7. Bölüm

17.5K 894 286
                                    

Uyanalı kaç dakika olduğunu bilmiyordum. Ağlamıyordum ama kendimi çok yorgun hissediyordum. Alp'e sarılı bir şekilde, kafam boyun girintisinde öylece duruyordum. Ne hateket edecek güç vardı bedenimde ne de ağlayacak.
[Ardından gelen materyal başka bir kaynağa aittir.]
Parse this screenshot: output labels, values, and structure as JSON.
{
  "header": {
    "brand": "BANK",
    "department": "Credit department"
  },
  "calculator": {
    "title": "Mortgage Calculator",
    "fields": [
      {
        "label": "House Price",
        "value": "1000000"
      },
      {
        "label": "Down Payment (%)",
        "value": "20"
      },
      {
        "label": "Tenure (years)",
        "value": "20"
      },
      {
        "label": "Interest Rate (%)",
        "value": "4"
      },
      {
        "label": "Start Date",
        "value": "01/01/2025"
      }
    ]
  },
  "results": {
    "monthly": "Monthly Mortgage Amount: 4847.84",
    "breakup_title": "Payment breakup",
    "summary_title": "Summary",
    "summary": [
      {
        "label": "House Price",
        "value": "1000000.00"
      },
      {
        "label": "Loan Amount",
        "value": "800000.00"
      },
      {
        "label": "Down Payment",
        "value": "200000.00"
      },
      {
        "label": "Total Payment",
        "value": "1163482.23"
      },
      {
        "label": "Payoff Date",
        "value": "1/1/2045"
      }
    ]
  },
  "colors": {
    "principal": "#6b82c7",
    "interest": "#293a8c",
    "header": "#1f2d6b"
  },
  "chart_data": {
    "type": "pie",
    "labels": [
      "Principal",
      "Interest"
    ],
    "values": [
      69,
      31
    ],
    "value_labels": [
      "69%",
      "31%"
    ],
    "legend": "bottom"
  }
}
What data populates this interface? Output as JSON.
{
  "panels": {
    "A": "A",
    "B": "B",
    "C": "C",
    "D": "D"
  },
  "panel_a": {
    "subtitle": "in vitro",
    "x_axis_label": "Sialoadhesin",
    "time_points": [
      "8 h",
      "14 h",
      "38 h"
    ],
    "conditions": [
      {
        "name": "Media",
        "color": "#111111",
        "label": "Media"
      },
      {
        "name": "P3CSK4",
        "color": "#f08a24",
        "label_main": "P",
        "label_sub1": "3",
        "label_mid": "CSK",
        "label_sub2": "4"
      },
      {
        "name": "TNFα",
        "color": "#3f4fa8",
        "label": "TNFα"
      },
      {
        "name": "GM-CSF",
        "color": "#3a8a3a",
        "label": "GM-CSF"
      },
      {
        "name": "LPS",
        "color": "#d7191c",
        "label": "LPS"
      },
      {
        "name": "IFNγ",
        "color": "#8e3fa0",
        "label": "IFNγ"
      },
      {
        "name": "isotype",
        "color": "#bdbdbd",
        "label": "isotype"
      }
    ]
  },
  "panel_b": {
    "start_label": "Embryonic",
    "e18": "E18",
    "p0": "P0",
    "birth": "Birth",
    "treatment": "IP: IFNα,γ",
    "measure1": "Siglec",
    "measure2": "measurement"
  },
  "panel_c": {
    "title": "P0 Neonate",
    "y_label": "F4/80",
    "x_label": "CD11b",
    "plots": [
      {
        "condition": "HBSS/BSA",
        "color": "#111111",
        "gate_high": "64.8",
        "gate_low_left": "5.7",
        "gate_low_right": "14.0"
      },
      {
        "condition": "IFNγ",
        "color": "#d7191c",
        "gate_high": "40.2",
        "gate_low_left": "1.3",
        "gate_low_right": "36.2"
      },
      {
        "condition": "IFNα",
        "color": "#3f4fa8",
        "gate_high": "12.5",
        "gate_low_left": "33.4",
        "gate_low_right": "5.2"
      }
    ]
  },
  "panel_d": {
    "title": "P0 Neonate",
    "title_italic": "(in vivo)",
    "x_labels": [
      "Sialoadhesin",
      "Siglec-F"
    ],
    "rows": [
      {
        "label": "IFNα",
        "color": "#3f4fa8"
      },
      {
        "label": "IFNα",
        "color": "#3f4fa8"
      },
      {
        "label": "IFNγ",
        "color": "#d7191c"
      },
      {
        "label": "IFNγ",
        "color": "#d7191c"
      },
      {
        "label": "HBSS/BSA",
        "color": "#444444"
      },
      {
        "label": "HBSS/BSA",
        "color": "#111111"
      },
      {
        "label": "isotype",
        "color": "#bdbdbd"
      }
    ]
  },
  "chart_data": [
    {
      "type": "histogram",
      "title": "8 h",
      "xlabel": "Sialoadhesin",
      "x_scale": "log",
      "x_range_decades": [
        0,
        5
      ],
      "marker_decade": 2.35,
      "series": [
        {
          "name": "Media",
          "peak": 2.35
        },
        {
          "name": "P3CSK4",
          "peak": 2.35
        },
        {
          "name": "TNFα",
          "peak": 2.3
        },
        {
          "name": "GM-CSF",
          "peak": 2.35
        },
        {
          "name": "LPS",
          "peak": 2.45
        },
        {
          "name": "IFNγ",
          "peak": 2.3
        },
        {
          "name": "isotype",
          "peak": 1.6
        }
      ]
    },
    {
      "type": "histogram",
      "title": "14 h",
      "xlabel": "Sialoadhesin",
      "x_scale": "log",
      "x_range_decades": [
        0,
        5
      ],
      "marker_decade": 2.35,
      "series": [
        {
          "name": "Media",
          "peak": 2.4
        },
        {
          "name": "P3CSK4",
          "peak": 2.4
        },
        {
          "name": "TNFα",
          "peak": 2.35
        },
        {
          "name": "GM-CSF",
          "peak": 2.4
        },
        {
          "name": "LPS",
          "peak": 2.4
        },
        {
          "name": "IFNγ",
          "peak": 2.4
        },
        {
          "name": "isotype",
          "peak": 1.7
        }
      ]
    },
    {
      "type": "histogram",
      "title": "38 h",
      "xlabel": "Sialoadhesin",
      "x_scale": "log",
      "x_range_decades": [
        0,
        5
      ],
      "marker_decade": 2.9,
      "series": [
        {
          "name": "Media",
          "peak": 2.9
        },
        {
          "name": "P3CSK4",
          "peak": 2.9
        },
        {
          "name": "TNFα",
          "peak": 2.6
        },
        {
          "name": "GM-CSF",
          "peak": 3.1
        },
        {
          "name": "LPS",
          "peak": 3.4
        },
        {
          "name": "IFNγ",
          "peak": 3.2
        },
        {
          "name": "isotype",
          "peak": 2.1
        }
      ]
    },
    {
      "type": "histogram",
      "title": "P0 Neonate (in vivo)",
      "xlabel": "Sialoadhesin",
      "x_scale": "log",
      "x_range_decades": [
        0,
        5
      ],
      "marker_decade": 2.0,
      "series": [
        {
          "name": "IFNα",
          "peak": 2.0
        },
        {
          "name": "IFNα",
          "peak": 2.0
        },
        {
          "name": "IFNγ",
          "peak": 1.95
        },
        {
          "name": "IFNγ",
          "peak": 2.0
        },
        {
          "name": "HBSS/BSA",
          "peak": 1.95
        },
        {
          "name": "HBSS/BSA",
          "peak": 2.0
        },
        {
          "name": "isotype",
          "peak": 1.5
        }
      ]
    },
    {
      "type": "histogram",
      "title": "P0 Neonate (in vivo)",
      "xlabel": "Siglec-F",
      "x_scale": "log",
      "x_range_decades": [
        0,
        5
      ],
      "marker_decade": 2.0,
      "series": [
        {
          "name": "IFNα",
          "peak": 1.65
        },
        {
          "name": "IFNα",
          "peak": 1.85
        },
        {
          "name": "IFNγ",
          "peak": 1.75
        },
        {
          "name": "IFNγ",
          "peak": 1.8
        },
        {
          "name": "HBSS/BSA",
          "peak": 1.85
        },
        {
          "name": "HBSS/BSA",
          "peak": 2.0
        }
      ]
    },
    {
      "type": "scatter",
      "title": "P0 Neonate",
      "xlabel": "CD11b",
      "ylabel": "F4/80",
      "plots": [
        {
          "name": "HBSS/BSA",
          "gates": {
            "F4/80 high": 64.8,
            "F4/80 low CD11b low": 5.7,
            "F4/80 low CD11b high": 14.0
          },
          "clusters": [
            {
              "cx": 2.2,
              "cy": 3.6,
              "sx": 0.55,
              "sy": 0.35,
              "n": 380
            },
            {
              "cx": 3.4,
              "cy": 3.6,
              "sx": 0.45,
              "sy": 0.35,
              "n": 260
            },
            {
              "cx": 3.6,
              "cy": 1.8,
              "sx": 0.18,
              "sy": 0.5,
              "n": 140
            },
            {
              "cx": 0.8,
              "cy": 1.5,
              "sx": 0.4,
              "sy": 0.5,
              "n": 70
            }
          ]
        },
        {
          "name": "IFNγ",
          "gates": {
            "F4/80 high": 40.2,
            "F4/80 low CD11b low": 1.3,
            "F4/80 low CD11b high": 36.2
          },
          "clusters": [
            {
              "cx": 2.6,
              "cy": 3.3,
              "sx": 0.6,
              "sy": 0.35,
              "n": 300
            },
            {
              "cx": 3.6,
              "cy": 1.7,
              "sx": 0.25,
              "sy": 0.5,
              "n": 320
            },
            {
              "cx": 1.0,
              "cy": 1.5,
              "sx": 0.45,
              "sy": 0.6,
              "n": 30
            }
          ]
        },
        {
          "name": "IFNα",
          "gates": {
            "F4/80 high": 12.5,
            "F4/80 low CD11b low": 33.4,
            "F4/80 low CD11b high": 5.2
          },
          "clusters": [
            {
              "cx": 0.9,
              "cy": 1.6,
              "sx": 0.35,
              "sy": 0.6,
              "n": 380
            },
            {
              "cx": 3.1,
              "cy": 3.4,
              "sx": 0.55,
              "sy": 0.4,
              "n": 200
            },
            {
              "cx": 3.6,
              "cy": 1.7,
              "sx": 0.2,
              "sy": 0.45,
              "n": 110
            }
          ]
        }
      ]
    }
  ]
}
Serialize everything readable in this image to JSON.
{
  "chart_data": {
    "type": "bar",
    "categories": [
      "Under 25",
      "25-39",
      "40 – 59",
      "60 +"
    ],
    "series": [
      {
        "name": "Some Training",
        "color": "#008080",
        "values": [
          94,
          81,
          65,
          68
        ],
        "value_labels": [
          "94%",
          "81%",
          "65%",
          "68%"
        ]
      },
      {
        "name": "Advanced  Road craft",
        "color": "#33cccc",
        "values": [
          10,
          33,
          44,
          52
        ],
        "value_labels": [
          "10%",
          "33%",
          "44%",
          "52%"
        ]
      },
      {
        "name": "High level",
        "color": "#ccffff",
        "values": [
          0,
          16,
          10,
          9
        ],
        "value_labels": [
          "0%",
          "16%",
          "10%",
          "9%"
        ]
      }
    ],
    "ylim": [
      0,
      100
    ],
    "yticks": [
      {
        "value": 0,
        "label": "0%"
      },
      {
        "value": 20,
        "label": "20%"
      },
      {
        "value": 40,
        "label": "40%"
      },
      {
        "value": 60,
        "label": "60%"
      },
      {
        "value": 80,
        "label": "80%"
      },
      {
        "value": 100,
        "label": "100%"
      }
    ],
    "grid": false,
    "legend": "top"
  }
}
Bir aşağı, bir yukarı, bir aşağı, bir yukarı.

Eli bir süredir nazikçe sırtımda dolaşıyordu, hiç durmamış hatta arada enseme masaj bile yapmıştı. Bilinçaltın felaketti, yaşadığım her karmaşa birbirine girmişti.

"Daha iyi misin?" dedi mırıldanarak. Daha da sıkı sardım kollarımı. Hiç bırakmak istemiyordum şu an. Sanırım şimdi Alp'in de gitmesinden korkuyordum.

Kafamı olumlu anlamda salladım. Yağlanmış ve bukleleri bozulmuş saçlarım beni rahatsız ediyordu, en kısa zamanda banyo yapmak istiyordum.

"İçeri geçmek ister misin?" Bu sefer kafamı biraz öncekinin tam aksine salladım. İçerisi beni boğuyordu. Şu anki pozisyonum o kadar rahattı ki ömür boyu kalabilirdim.

Bacaklarım iki yana açık bir şekilde Alp'in dizlerinin üstünde oturuyordum. Kafamı göğsüne yaslanıştım ama göğsü biraz fazla sert olduğu için pek de rahat edememiştim.

"Ne gördün, anlatmak ister misin?" Kafamı hayır anlamında salladım. Anlatmayı bırak kendim bile hatırlamak istemiyordum.

"Ben üşüyorum." dedim kısık sesimle. Hava soğuk değildi ve hasta da değildim. Buz gibiydi parmaklarım, kaskatı kesilmişti.

Cümlemi bitirmemle Alp'in eli alnıma gitti. "Ateşin yok, Asya." Omzumu silktim. Üşüyordum, ellerimin buz gibi olduğunu hissediyordum halbuki hava çok güzeldi.

"Ben gerçekten üşüyorum." dedim bu sefer ciddiye alması için. Başımı göğsünden uzaklaştırdı ve çatık kaşlarla yüzüme baktı.

"Hani bakayım neresi üşüyor?" Büyük avcu yüzümde gezindi.

"Ellerim." dedim masumsa ellerimi göstererek. "Parmaklarım buz tuttu." Kocaman elleri benimkileri tutunca kaşları şaşkınlıkla havalandı.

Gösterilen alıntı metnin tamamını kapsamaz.